Courage and justice are not popular virtues. The practice of strict justice is shocking to the multitude who always (perhaps from an obscure sense of guilt) attach to it the meaning of mercy. In the majority of us, who want to be left alone with our illusions, courage inspires a vague alarm. This is what is felt about Maupassant. His qualities, to use the charming and popular phrase, are not lovable. Courage being a force will not masquerade in the robes of affected delicacy and restraint. But if his courage is not of a chivalrous stamp, it cannot be denied that it is never brutal for the sake of effect. The writer of these few reflections, inspired by a long and intimate acquaintance with the work of the man, has been struck by the appreciation of Maupassant manifested by many women gifted with tenderness and intelligence. Their more delicate and audacious souls are good judges of courage. Their finer penetration has discovered his genuine masculinity without display, his virility without a pose. They have discerned in his faithful dealings with the world that enterprising and fearless temperament, poor in ideas but rich in power, which appeals most to the feminine mind.

It cannot be denied that he thinks very little. In him extreme energy of perception achieves great results, as in men of action the energy of force and desire. His view of intellectual problems is perhaps more simple than their nature warrants; still a man who has written Yvette cannot be accused of want of subtlety.
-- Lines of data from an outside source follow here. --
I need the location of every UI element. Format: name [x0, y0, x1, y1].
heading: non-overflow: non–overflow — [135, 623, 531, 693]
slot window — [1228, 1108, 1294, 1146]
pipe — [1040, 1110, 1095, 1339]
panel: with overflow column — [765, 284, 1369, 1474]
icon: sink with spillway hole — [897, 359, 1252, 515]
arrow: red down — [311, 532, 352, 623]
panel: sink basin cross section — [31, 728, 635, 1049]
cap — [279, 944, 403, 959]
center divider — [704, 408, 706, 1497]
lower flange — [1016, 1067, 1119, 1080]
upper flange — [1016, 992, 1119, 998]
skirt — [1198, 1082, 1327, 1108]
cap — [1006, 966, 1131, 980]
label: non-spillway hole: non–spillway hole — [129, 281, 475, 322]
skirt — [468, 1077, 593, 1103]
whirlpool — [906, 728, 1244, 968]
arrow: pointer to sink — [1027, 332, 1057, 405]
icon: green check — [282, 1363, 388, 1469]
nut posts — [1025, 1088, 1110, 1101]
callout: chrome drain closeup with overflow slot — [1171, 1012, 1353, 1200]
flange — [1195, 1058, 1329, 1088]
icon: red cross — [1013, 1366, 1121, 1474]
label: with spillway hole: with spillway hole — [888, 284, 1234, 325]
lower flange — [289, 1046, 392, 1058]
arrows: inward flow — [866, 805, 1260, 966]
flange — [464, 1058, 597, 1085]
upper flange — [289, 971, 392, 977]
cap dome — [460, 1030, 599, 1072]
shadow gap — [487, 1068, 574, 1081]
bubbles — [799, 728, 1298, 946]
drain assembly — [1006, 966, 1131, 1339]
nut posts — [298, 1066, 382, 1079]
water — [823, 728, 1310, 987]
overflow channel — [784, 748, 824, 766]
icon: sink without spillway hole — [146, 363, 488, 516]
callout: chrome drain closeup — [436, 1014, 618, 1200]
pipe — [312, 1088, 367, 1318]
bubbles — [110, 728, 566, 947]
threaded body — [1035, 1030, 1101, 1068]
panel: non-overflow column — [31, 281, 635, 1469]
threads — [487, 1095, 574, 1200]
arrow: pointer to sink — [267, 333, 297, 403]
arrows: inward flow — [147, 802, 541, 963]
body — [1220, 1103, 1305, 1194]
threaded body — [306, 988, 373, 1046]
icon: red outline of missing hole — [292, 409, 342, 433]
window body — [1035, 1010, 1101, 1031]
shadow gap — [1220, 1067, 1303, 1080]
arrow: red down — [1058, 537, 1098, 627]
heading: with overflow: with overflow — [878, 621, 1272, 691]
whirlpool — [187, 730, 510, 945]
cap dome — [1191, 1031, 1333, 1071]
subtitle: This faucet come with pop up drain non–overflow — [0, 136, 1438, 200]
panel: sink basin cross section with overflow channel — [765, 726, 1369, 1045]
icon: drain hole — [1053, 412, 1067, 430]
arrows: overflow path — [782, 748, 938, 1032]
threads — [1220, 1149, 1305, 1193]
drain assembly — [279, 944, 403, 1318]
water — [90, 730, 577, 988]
But one cannot insist enough upon this, that his subtlety, his humour, his grimness, though no doubt they are his own, are never presented otherwise but as belonging to our life, as found in nature, whose beauties and cruelties alike breathe the spirit of serene unconsciousness.

Maupassant’s philosophy of life is more temperamental than rational. He expects nothing from gods or men. He trusts his senses for information and his instinct for deductions. It may seem that he has made but little use of his mind. But let me be clearly understood. His sensibility is really very great; and it is impossible to be sensible, unless one thinks vividly, unless one thinks correctly, starting from intelligible premises to an unsophisticated conclusion.

This is literary honesty. It may be remarked that it does not differ very greatly from the ideal honesty of the respectable majority, from the honesty of law-givers, of warriors, of kings, of bricklayers, of all those who express their fundamental sentiment in the ordinary course of their activities, by the work of their hands.

The work of Maupassant’s hands is honest. He thinks sufficiently to concrete his fearless conclusions in illuminative instances. He renders them with that exact knowledge of the means and that absolute devotion to the aim of creating a true effect — which is art. He is the most accomplished of narrators.

It is evident that Maupassant looked upon his mankind in another spirit than those writers who make haste to submerge the difficulties of our holding-place in the universe under a flood of false and sentimental assumptions. Maupassant was a true and dutiful lover of our earth. He says himself in one of his descriptive passages: “Nous autres que seduit la terre . . . ” It was true. The earth had for him a compelling charm. He looks upon her august and furrowed face with the fierce insight of real passion. His is the power of detecting the one immutable quality that matters in the changing aspects of nature and under the ever-shifting surface of life. To say that he could not embrace in his glance all its magnificence and all its misery is only to say that he was human. He lays claim to nothing that his matchless vision has not made his own. This creative artist has the true imagination; he never condescends to invent anything; he sets up no empty pretences. And he stoops to no littleness in his art — least of all to the miserable vanity of a catching phrase.